I meant it when I said that the rooster and I share an anticipatory sense, for we both report well before the dawning. His, the dawning day, and me, a dawning recognition, for whether I'm writing about some past experience or projecting forward into some future one, I seem to write to achieve some sort of realization. I might finally catch myself setting a story straight, stumbling upon a previously hidden thread, or I might be prefacing something just on the edge of happening, something I could not possibly know anything about yet. And yet, that piece of writing later seems strikingly prescient, a perfect complement to whatever came next. How did I anticipate that? Truth told, I did not. Perhaps the event followed the premonition, like the fabled rain following the plow, though nobody has yet managed to explain how such things work. Often, though, something I blindly posed in that morning's posting, pretty much sums up what happened later that afternoon. An insight that seems to accurately describe some significant lesson. A learning seemingly by induction rather than deduction. A small spark of magic, or a huge one.

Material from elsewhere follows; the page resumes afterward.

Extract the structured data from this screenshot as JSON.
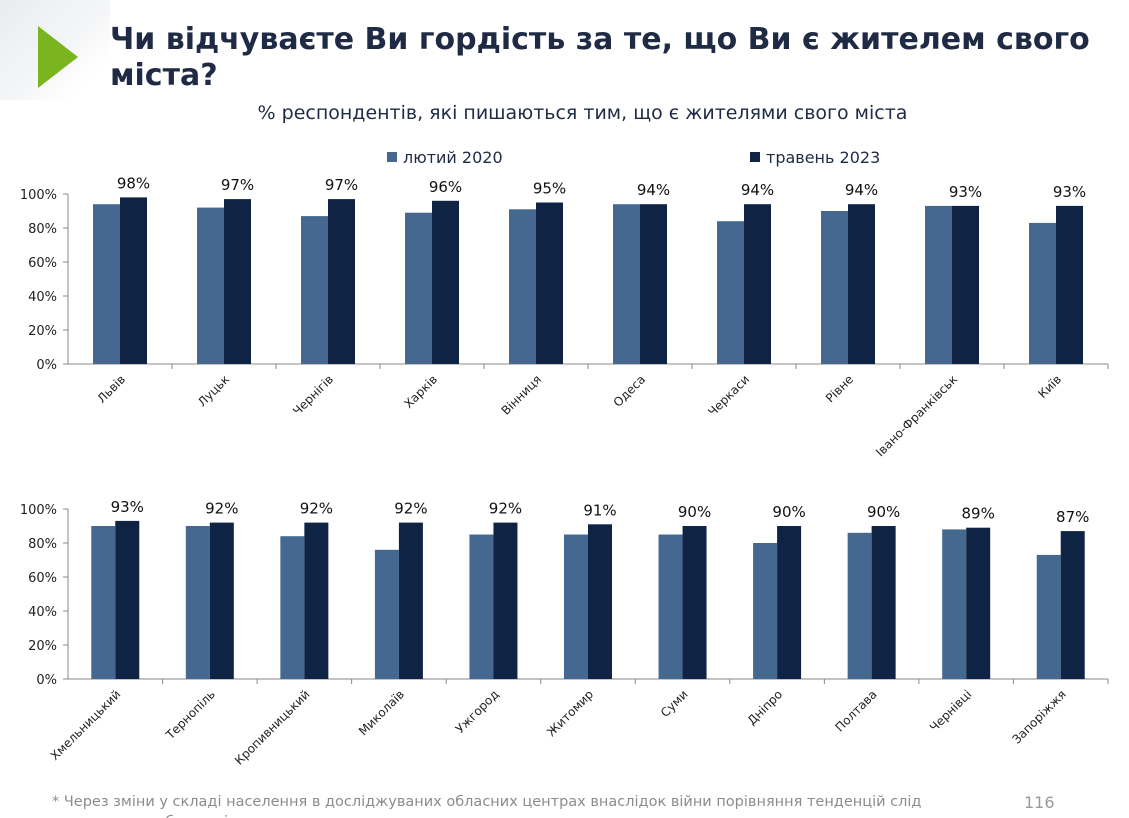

I sense that my insistence upon rising so damned early must be tied to a certain sense of insecurity, much as the rooster's. He's apparently warning off potentially mortal enemies while also tipping off his position to them. "Come and get me," he seems to crow. I know that sensation, too, from my own predawn work, for my insistences, too, seem to sometimes subtly help home in what might have been enemies. I often complain about some inability or something, only to find that complaint repaired shortly thereafter. I'm finding that admitting a personal shortcoming almost always helps resolve it. Perhaps at that hour, my scribbling travels directly from keyboard to God's ear with little distraction. I always sense some strange attraction to finishing my work before any other can intrude. If I'm not finished by the time Kurt Our Painter arrives, I feel found out and struggle to close. Ideally, my Roostering's finished just before The Muse's day begins, though it often extends into later realizations. Hey, wasn't I just saying that to myself just last night?